D’Souza blames eugenic sterilization on “progressives” without bothering to mention that 19 out of 32 governors who signed eugenic sterilization into law were Republicans. When the case of Buck v. Bell came before the Supreme Court in 1927, 8 out of 9 Justices — all of them Republicans — found that forced eugenic sterilization was constitutional: the sole dissenter, Justice Pierce Butler, was a Democrat.

Dinesh D’Souza pretends that laws against interracial marriage were enacted only by Democrats. In fact, most states (even Massachusetts) at some time had such laws. In 1935, 30 out of 48 states had such laws.

Dinesh D’Souza claims that the American one-drop rule (which he calls the “Democratic one-drop rule”) was “too racist for the Nazis.” It is highly unlikely that the Nazis regarded the one-drop rule as “too racist” where Blacks were concerned, since Germany had indeed applied the one-drop rule in German Southwest Africa, starting in 1907. (Source: Ulrike Lindner, Journal of Namibian Studies, 6 (2009): 63-64)

D’Souza’s alleged source, James Q. Whitman, says that Nazi officials regarded the American laws as generally inapplicable to their situation, because they were making laws about Jews, not Blacks: only the precedent of attaching criminal penalties to miscegenation was derived from the American laws, according to Whitman.

D’Souza on the “fascist” welfare-state


Dinesh D’Souza, who has been associated mainly with the Neoconservative faction of the Republican Party, points out that Franklin Roosevelt’s New Deal resembles programs of recovery enacted by Mussolini and Hitler. What he forgets is that leading Neoconservatives like Irving Kristol are former Democrats who cherish the New Deal. D’Souza is calling his own faction of the Republican Party fascist!

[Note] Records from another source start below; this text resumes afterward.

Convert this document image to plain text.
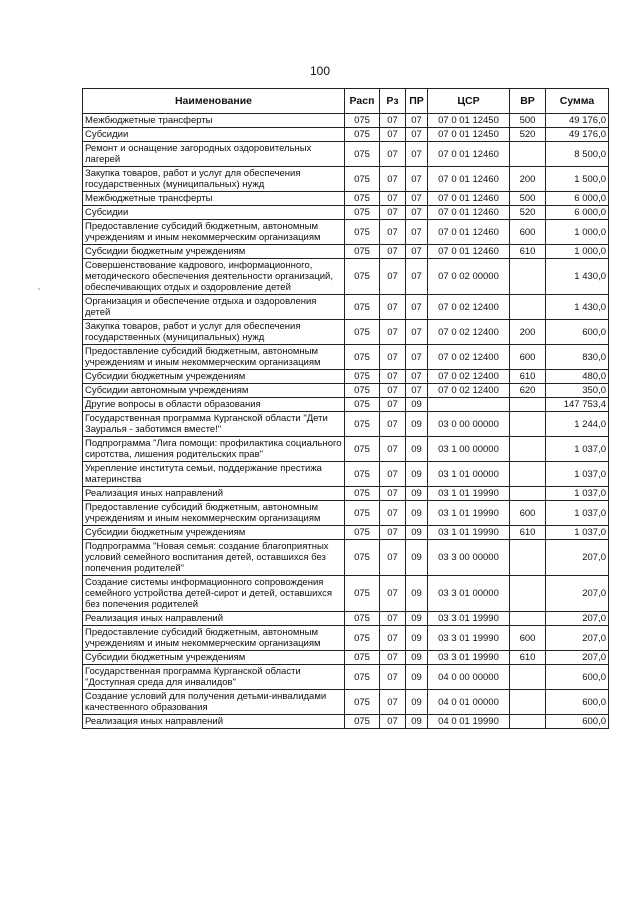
100
Наименование	Расп	Рз	ПР	ЦСР	ВР	Сумма
Межбюджетные трансферты	075	07	07	07 0 01 12450	500	49 176,0
Субсидии	075	07	07	07 0 01 12450	520	49 176,0
Ремонт и оснащение загородных оздоровительных лагерей	075	07	07	07 0 01 12460		8 500,0
Закупка товаров, работ и услуг для обеспечения государственных (муниципальных) нужд	075	07	07	07 0 01 12460	200	1 500,0
Межбюджетные трансферты	075	07	07	07 0 01 12460	500	6 000,0
Субсидии	075	07	07	07 0 01 12460	520	6 000,0
Предоставление субсидий бюджетным, автономным учреждениям и иным некоммерческим организациям	075	07	07	07 0 01 12460	600	1 000,0
Субсидии бюджетным учреждениям	075	07	07	07 0 01 12460	610	1 000,0
Совершенствование кадрового, информационного, методического обеспечения деятельности организаций, обеспечивающих отдых и оздоровление детей	075	07	07	07 0 02 00000		1 430,0
Организация и обеспечение отдыха и оздоровления детей	075	07	07	07 0 02 12400		1 430,0
Закупка товаров, работ и услуг для обеспечения государственных (муниципальных) нужд	075	07	07	07 0 02 12400	200	600,0
Предоставление субсидий бюджетным, автономным учреждениям и иным некоммерческим организациям	075	07	07	07 0 02 12400	600	830,0
Субсидии бюджетным учреждениям	075	07	07	07 0 02 12400	610	480,0
Субсидии автономным учреждениям	075	07	07	07 0 02 12400	620	350,0
Другие вопросы в области образования	075	07	09			147 753,4
Государственная программа Курганской области "Дети Зауралья - заботимся вместе!"	075	07	09	03 0 00 00000		1 244,0
Подпрограмма "Лига помощи: профилактика социального сиротства, лишения родительских прав"	075	07	09	03 1 00 00000		1 037,0
Укрепление института семьи, поддержание престижа материнства	075	07	09	03 1 01 00000		1 037,0
Реализация иных направлений	075	07	09	03 1 01 19990		1 037,0
Предоставление субсидий бюджетным, автономным учреждениям и иным некоммерческим организациям	075	07	09	03 1 01 19990	600	1 037,0
Субсидии бюджетным учреждениям	075	07	09	03 1 01 19990	610	1 037,0
Подпрограмма "Новая семья: создание благоприятных условий семейного воспитания детей, оставшихся без попечения родителей"	075	07	09	03 3 00 00000		207,0
Создание системы информационного сопровождения семейного устройства детей-сирот и детей, оставшихся без попечения родителей	075	07	09	03 3 01 00000		207,0
Реализация иных направлений	075	07	09	03 3 01 19990		207,0
Предоставление субсидий бюджетным, автономным учреждениям и иным некоммерческим организациям	075	07	09	03 3 01 19990	600	207,0
Субсидии бюджетным учреждениям	075	07	09	03 3 01 19990	610	207,0
Государственная программа Курганской области "Доступная среда для инвалидов"	075	07	09	04 0 00 00000		600,0
Создание условий для получения детьми-инвалидами качественного образования	075	07	09	04 0 01 00000		600,0
Реализация иных направлений	075	07	09	04 0 01 19990		600,0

Furthermore, the same argument that D’Souza uses to label Fascism as a kind of Marxism can be used to label Neoconservatism as Marxism, because the founders of Neoconservatism, like Irving Kristol and Norman Podhoretz, were ex-Trotskyites. D’Souza’s former editor Professor Paul Gottfried identifies him as a Neoconservative, which by D’Souza’s reasoning means that D’Souza himself must be a Marxist. Maybe he is!